JERUSALEM: Israeli troops shot dead a Palestinian motorist who drove his car into a bus stop near a settlement in the occupied West Bank on Wednesday, the Israeli army said.
The Palestinian health ministry did not immediately release details of the dead man but Palestinian social media posts said he was a resident of the Qalandia refugee camp near Ramallah.
No one was hurt as a result of the ramming, the army said.
“A Palestinian rammed a vehicle into a bus stop at the entrance to Kokhav Ya’akov, south-east of Ramallah… In response to the immediate threat, forces fired at the attacker, resulting in his death,” a military statement said.
In a second incident in the West Bank, soldiers shot and wounded a Palestinian who fired at them with a machine gun in a drive-by shooting. He was wounded and taken to an Israeli hospital for treatment, the soldiers were unhurt, the army said.
A wave of Palestinian street attacks, including vehicle rammings that began in October 2015 has largely slowed in recent months but two American tourists and 37 Israelis have been killed in the assaults, a fraction of the number of Palestinians who have been killed over the same period.
On Jan. 8, in the deadliest Palestinian attack in Jerusalem for months, a Palestinian rammed his truck into a group of Israeli soldiers on a popular promenade, killing four.

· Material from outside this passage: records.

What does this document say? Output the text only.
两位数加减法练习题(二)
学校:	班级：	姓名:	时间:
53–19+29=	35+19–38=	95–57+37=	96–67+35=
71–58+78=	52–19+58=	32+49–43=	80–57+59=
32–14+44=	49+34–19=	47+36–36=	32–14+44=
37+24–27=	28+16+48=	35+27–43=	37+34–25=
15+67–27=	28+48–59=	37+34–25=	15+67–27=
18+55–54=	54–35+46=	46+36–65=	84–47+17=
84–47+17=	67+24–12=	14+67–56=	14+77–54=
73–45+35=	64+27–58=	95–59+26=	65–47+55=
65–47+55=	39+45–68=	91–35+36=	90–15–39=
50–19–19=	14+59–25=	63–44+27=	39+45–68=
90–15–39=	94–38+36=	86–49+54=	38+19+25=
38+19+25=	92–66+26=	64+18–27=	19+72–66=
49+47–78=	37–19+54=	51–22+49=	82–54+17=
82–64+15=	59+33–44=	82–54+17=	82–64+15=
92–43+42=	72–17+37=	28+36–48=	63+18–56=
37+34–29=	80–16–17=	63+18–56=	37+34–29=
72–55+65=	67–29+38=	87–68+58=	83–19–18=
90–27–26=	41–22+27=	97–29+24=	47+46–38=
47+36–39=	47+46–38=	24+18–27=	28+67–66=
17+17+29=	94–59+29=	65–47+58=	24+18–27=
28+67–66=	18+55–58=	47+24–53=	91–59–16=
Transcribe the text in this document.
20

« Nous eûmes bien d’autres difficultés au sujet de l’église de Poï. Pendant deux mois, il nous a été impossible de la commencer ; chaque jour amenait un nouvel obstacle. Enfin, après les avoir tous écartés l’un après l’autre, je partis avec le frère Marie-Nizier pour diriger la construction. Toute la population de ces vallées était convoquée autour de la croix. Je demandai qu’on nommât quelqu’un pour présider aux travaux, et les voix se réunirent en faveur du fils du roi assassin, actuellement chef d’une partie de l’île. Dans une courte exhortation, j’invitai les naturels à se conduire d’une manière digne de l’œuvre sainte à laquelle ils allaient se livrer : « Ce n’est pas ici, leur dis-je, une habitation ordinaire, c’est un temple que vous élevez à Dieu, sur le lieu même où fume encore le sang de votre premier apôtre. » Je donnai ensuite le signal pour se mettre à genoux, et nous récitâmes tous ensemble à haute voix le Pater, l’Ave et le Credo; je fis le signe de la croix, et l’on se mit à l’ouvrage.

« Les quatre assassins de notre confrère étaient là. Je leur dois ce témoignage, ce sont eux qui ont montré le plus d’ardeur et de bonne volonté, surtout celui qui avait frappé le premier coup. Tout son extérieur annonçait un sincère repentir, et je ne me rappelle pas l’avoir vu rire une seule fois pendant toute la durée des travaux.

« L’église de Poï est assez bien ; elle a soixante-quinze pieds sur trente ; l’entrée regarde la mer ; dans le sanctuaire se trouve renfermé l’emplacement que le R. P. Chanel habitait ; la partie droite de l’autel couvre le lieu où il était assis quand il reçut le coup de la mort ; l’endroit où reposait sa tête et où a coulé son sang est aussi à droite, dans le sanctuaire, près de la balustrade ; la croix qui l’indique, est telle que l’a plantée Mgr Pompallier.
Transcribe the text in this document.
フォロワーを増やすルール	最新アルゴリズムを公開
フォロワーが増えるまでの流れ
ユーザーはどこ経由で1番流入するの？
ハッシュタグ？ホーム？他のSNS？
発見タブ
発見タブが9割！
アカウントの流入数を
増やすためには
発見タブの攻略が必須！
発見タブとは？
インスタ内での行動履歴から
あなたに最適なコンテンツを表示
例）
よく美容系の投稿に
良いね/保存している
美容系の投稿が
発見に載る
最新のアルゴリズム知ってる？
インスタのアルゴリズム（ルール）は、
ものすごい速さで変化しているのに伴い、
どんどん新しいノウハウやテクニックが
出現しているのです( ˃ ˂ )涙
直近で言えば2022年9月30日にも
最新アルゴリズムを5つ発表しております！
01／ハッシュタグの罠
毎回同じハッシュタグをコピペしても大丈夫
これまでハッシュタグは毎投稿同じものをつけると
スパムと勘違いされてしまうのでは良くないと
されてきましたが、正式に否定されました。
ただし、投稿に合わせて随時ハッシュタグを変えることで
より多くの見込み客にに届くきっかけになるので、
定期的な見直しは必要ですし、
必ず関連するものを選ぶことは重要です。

At least 235 Palestinians have been killed in violence in Israel, the occupied West Bank and the Gaza Strip in the same period. Israel says that at least 158 of them were assailants while others died during clashes and protests. Israel blamed the violence on incitement by the Palestinian leadership.
Palestinians have accused Israeli police and soldiers of using excessive force against many of the attackers. In some cases, Israel has opened investigations into whether that were the case.
The Palestinian Authority, which exercises limited self-rule in the West Bank, denies that allegation and says assailants have acted out of frustration over Israeli occupation of land sought by Palestinians in peace talks that have stalled since 2014.